I still think, perhaps a little too often, of the dishes I loved at that restaurant: grill-charred sweetbreads with pickled chilies; chewy, spicy rice cakes slicked with ground pork sauce; pucks of salty-sweet pork belly floating atop pillowy buns; a flurry of frozen, shaved foie gras that warmed in the mouth. It’s possible, I’ve found, to keep affection and fear as paired emotions, to both appreciate a memory and revile its circumstances.

It’s been a decade since R. was last in my life. But when I think of that time, pain is separate from the meals he set in front of me. Perhaps those were the only acts of love he could manage. Perhaps, too, what I needed he could never give me.

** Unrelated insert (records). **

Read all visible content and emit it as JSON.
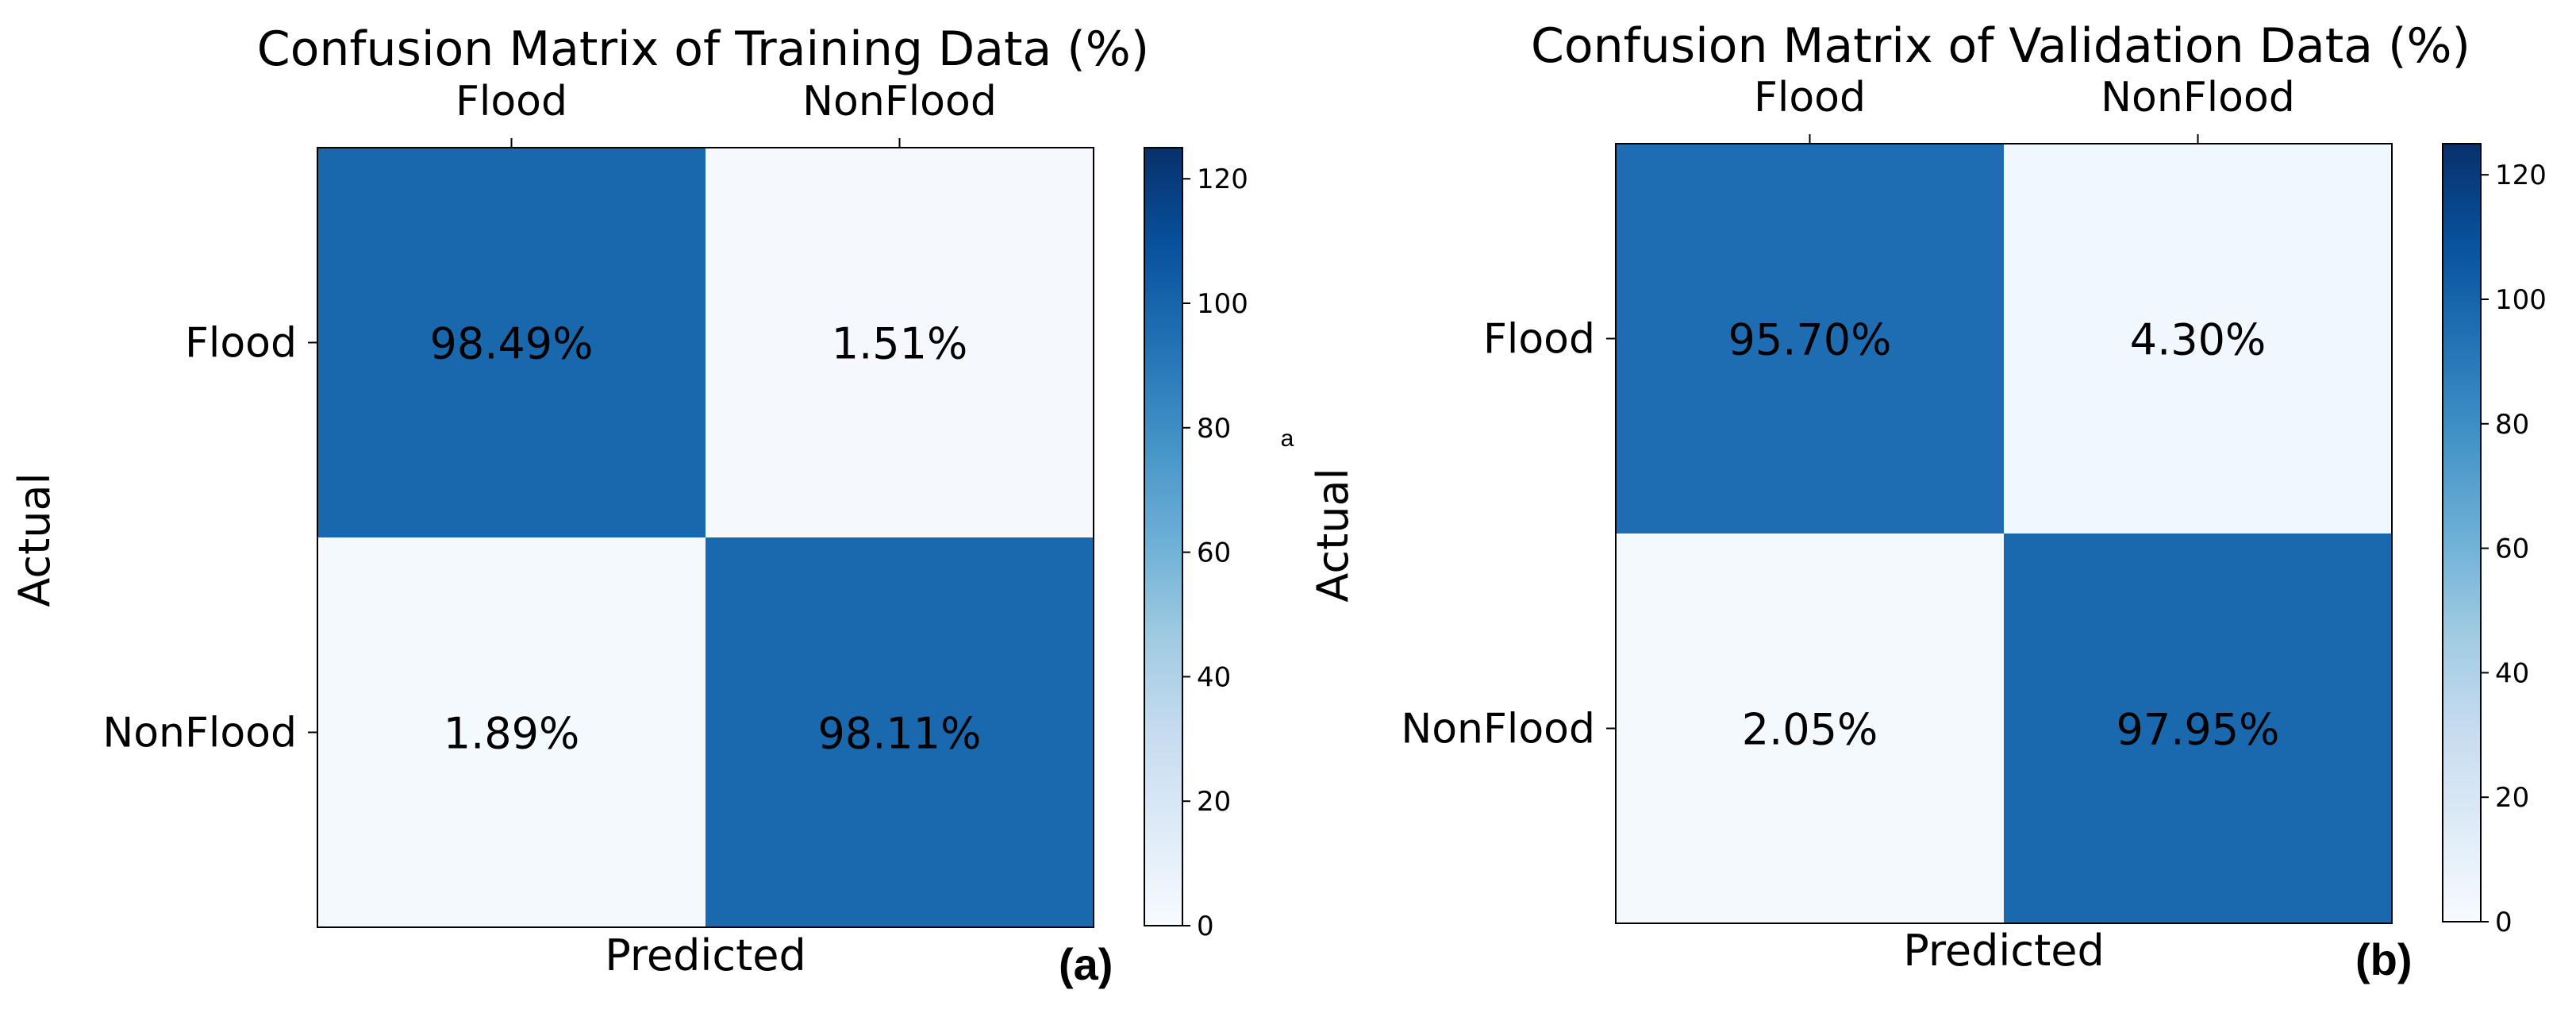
{
  "stray_mark": "a",
  "chart_data": [
    {
      "type": "heatmap",
      "title": "Confusion Matrix of Training Data (%)",
      "xlabel": "Predicted",
      "ylabel": "Actual",
      "x_categories": [
        "Flood",
        "NonFlood"
      ],
      "y_categories": [
        "Flood",
        "NonFlood"
      ],
      "values": [
        [
          98.49,
          1.51
        ],
        [
          1.89,
          98.11
        ]
      ],
      "cell_labels": [
        [
          "98.49%",
          "1.51%"
        ],
        [
          "1.89%",
          "98.11%"
        ]
      ],
      "colorbar": {
        "range": [
          0,
          125
        ],
        "ticks": [
          0,
          20,
          40,
          60,
          80,
          100,
          120
        ],
        "tick_labels": [
          "0",
          "20",
          "40",
          "60",
          "80",
          "100",
          "120"
        ],
        "colormap": "Blues"
      },
      "panel_label": "(a)"
    },
    {
      "type": "heatmap",
      "title": "Confusion Matrix of Validation Data (%)",
      "xlabel": "Predicted",
      "ylabel": "Actual",
      "x_categories": [
        "Flood",
        "NonFlood"
      ],
      "y_categories": [
        "Flood",
        "NonFlood"
      ],
      "values": [
        [
          95.7,
          4.3
        ],
        [
          2.05,
          97.95
        ]
      ],
      "cell_labels": [
        [
          "95.70%",
          "4.30%"
        ],
        [
          "2.05%",
          "97.95%"
        ]
      ],
      "colorbar": {
        "range": [
          0,
          125
        ],
        "ticks": [
          0,
          20,
          40,
          60,
          80,
          100,
          120
        ],
        "tick_labels": [
          "0",
          "20",
          "40",
          "60",
          "80",
          "100",
          "120"
        ],
        "colormap": "Blues"
      },
      "panel_label": "(b)"
    }
  ]
}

Now, when I cook for my own willful young children, they want nothing to do with my culinary exactitude. Most nights, they ask for hot, salty pasta. My four-year-old often reminds me, though, that what I serve doesn’t matter. “You’re the best cooker, Mommy,” he says. And this isn’t because the pasta I make is any better than the millions of other pastas he’s ever eaten. My children seem to understand, already, that food can be a deliverance of love. At the table, they pick up rotini and fusilli with their bare hands, relishing each bite. It’s messy and wild and perfect. They finish everything as I watch, moved by the purity. The possibility.